Note that the “21%” refers to Muslims guessing regarding support among other Muslims and does not represent actual attitudes discerned through scientific polls. I have seen “estimates” by Americans that the Tea Party movement makes up 30% - 40% of the entire U.S. population, (or Tea Party guesses that they make up 60% of the population), when in reality, they have only made it to 18% of the just the Republican party.
I already noted similar numbers in my post, contrasted against
So more non-Muslim Americans than Muslim Americans support violence against civilians.
The link takes one to an abstract page from which one can click on the Full Report that include the following observations:
And the accompanying chart to this second paragraph shows that absolute opposition to suicide bombings among U.S. Muslims was up to 81% in 2011 from 78% in 2007, so the numbers were trending away from support for terrorism.
Those that endorsed suicide bombings (in any context at all) dropped from 22% to 19%, which is to say down by 1/7th, pretty significant in only 4 years I’d say.
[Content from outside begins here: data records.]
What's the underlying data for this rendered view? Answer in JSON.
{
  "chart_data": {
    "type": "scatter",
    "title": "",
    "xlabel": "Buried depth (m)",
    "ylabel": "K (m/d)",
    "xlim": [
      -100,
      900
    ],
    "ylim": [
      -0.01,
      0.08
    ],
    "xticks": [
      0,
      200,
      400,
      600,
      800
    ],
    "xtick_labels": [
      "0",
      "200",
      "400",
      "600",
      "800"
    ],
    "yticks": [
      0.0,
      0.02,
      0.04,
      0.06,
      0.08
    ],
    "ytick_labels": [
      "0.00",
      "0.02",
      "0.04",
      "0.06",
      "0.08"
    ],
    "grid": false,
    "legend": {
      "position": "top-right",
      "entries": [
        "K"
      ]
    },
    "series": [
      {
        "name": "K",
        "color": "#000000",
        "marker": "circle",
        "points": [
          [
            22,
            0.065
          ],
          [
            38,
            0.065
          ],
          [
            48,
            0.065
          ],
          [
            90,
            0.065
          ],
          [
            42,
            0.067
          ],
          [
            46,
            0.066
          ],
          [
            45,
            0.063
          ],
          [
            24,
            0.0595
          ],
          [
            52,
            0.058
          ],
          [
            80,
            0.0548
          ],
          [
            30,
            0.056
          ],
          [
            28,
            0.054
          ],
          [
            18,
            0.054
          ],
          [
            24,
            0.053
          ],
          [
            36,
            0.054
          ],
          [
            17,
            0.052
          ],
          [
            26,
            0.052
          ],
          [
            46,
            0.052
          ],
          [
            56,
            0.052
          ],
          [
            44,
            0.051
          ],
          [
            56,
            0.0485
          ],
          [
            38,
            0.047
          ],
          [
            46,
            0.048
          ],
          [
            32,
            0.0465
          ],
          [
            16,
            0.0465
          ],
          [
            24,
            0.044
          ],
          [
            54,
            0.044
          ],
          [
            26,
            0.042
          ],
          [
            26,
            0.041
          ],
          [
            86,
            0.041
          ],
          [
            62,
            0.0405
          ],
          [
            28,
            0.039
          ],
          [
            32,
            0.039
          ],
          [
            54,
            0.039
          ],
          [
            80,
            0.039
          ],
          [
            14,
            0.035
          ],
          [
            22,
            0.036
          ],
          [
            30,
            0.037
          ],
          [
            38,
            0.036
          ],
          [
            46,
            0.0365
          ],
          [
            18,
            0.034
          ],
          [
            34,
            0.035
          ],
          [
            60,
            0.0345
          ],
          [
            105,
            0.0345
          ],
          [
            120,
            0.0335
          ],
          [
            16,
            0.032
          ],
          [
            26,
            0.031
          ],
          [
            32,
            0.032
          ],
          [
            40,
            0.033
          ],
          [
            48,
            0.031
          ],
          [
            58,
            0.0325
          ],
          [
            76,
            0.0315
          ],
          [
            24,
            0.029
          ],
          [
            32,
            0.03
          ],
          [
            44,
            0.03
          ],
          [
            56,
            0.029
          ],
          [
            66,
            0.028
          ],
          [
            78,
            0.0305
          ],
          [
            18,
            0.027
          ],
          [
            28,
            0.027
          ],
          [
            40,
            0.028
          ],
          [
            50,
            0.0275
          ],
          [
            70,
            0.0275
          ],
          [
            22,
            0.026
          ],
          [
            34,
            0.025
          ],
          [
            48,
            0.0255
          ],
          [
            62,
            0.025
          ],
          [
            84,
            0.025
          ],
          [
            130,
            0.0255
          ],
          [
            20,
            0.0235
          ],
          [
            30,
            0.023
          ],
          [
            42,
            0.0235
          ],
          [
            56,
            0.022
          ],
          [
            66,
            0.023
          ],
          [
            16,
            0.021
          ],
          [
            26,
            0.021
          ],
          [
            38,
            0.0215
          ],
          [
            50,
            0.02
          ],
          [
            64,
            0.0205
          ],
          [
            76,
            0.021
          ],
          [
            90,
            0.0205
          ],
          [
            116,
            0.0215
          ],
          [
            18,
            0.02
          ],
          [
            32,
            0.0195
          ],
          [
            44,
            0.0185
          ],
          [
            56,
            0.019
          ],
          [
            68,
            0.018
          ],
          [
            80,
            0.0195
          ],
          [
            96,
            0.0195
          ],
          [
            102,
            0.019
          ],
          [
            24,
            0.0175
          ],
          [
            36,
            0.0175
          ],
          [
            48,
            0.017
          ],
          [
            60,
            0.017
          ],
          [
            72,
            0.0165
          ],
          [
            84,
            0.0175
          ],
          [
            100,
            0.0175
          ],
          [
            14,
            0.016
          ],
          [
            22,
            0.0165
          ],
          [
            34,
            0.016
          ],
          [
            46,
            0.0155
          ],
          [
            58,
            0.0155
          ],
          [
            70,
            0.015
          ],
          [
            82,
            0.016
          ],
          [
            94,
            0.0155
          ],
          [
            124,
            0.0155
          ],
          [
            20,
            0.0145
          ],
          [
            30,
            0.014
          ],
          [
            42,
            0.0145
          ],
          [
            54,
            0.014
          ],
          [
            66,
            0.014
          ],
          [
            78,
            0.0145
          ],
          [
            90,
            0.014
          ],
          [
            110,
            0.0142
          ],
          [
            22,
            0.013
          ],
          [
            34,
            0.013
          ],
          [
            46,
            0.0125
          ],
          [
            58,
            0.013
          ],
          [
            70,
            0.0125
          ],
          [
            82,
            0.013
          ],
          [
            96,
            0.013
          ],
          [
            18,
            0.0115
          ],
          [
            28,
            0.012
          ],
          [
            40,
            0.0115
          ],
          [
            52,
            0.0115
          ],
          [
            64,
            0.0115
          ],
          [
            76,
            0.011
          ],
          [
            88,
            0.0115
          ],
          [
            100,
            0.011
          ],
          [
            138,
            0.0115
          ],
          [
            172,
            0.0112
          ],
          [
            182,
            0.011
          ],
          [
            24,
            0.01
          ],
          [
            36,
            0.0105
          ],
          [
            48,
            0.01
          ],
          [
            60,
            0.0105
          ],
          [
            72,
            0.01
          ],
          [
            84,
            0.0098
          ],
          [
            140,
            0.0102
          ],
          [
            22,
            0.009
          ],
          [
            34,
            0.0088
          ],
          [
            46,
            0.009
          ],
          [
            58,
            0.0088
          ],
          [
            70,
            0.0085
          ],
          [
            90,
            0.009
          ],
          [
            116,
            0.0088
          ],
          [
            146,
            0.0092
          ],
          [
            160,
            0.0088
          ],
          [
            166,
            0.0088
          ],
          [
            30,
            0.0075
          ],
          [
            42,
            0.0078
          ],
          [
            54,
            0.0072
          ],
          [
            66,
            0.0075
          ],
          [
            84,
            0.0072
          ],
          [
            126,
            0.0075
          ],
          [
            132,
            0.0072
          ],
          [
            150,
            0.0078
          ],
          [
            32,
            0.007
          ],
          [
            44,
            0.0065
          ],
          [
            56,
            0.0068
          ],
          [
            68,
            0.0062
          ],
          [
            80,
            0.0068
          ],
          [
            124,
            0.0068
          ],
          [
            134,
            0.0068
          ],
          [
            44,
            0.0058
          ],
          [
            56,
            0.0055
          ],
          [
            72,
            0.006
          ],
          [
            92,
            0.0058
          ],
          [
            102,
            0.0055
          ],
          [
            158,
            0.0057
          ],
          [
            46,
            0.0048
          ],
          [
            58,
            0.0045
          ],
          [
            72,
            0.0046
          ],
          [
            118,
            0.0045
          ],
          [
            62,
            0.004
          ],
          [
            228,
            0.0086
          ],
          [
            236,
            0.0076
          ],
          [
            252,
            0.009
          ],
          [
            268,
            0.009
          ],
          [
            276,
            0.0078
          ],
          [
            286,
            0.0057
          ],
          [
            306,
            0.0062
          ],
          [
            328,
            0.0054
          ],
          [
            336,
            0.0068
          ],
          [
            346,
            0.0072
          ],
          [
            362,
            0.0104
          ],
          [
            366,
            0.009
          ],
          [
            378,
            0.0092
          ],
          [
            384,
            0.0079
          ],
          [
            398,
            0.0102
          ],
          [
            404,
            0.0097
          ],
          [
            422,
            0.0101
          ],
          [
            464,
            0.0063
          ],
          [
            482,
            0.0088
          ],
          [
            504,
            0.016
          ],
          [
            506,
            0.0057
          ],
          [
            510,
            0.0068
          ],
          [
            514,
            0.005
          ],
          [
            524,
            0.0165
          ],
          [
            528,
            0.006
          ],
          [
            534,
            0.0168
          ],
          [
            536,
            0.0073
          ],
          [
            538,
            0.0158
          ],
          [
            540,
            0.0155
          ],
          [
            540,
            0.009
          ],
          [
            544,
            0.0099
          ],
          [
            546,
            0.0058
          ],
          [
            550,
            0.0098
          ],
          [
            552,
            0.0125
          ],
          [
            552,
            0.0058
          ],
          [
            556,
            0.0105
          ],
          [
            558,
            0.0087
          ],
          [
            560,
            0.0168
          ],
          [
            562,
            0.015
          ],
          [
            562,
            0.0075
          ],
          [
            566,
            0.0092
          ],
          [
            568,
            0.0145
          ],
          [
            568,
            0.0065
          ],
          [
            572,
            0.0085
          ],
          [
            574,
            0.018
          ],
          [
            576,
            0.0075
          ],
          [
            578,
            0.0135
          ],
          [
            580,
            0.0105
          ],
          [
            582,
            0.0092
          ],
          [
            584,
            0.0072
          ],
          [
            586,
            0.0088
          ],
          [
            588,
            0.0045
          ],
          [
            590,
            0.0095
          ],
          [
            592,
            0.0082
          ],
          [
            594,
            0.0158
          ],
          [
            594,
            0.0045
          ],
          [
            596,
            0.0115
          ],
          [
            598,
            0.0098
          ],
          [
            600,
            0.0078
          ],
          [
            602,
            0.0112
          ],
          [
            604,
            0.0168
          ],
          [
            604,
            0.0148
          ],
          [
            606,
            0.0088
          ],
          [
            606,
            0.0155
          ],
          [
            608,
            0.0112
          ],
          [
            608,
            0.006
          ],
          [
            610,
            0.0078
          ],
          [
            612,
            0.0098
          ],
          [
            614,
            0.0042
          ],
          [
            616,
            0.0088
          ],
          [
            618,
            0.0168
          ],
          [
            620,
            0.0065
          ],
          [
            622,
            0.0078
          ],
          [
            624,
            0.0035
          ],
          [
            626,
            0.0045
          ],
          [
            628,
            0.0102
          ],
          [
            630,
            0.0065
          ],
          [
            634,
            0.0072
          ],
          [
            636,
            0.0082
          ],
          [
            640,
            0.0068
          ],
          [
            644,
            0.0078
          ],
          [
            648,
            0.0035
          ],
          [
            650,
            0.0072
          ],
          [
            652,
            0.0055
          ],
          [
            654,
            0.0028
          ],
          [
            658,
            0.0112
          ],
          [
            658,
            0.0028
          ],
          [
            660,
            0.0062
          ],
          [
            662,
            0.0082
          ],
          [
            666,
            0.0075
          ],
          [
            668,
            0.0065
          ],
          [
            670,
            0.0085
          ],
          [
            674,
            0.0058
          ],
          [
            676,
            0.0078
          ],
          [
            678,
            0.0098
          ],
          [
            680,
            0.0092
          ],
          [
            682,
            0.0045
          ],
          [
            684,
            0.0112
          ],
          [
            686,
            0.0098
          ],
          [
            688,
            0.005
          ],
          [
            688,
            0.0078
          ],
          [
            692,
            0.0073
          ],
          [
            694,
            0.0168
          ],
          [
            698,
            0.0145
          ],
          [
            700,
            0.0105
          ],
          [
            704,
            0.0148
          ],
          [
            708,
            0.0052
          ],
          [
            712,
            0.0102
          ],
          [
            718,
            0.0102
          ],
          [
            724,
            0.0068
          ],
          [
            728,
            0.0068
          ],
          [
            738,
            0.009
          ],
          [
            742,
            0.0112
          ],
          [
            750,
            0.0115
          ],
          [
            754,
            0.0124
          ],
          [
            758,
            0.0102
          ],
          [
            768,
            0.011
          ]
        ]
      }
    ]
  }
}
At that rate there’d be none in 30 years.
The more important figure notes that non-Muslim Americans are more comfortable with killing civilians than Muslim Americans are. Nice attempt to change the subject, though.
I am sorry to be such a pest…the statement I’m trying to get you to support is the one you reiterated in Post 101:
"Of course, when similar questions were asked of the general American population, 24% said that bomb attacks aimed at civilians are “often or sometimes justified” while another 6% said they were “completely justified.”
“So more non-Muslim Americans than Muslim Americans support violence against civilians.” (underlining by CP)
I did look over the entire Pew report, and I just can’t seem to figure out where it gives this number, which I find extraordinary.
I may be just too slow to figure this out, but it seems to me that you are saying the Pew report polling supports a notion that 24% of the general American population supports bomb attacks aimed at civilians, and 6% of them feel such attacks are completely justified. Further, it seems to me you suggest these percentages are much higher than they are within the Muslim community.
Do I have that correct, and if so can you help me find it in the Pew report you cite?
cp
It’s not a Straw Man (hint: you said something and I directly responded to it) and I’m not changing the subject anymore than your “off-hand comment” was.
I also think it’s pertinent that the question isn’t "bomb attacks aimed at civilians are “often or sometimes justified” as tomndebb has paraphrased it, it is “suicide bombing/other violence against civilians is justified to defend Islam against it’s enemies… Often/sometimes/rarely never”, and 13% American Muslims have picked Often/sometimes/rarely (almost entirely sometimes/rarely).
You posted a single snide comment that implied that the trend was insignificant followed by an off-topic claim that the trend was the result of bribery. Had I made a claim that the trending was significant, you might have a point, but I did not and you do not. In fact, you bring nothing of substance to the discussion.
‘Similar’ doesn’t tell you much of anything though. I can come up with plenty of scenarios in which bomb attacks on civilians can sometimes be justified, so if just asked “Can bomb attacks on civilians be justified”, I would say yes, sometimes. Are they justified in the ‘defence of Islam against its enemies’?
Just made the one small observation that you want to make an extended blustering empty reply to. I’ll leave you to the burning question of whether Muslims are people too.
I don’t have that book, but juxtaposing those two sources (the Pew report and this one) as if they created a parallel is highly suspect.
Support for extremism (as demonstrated, for example, by support for the idea of a blindly-directed attack on innocents) is vastly more common among Muslims than any other broad category bounded by religions or political affiliations, and certainly more prevalent among Muslims than “the general American population.”
(Would you mind listing the reference 77 which Esposito’s book is supposedly using as support for this?)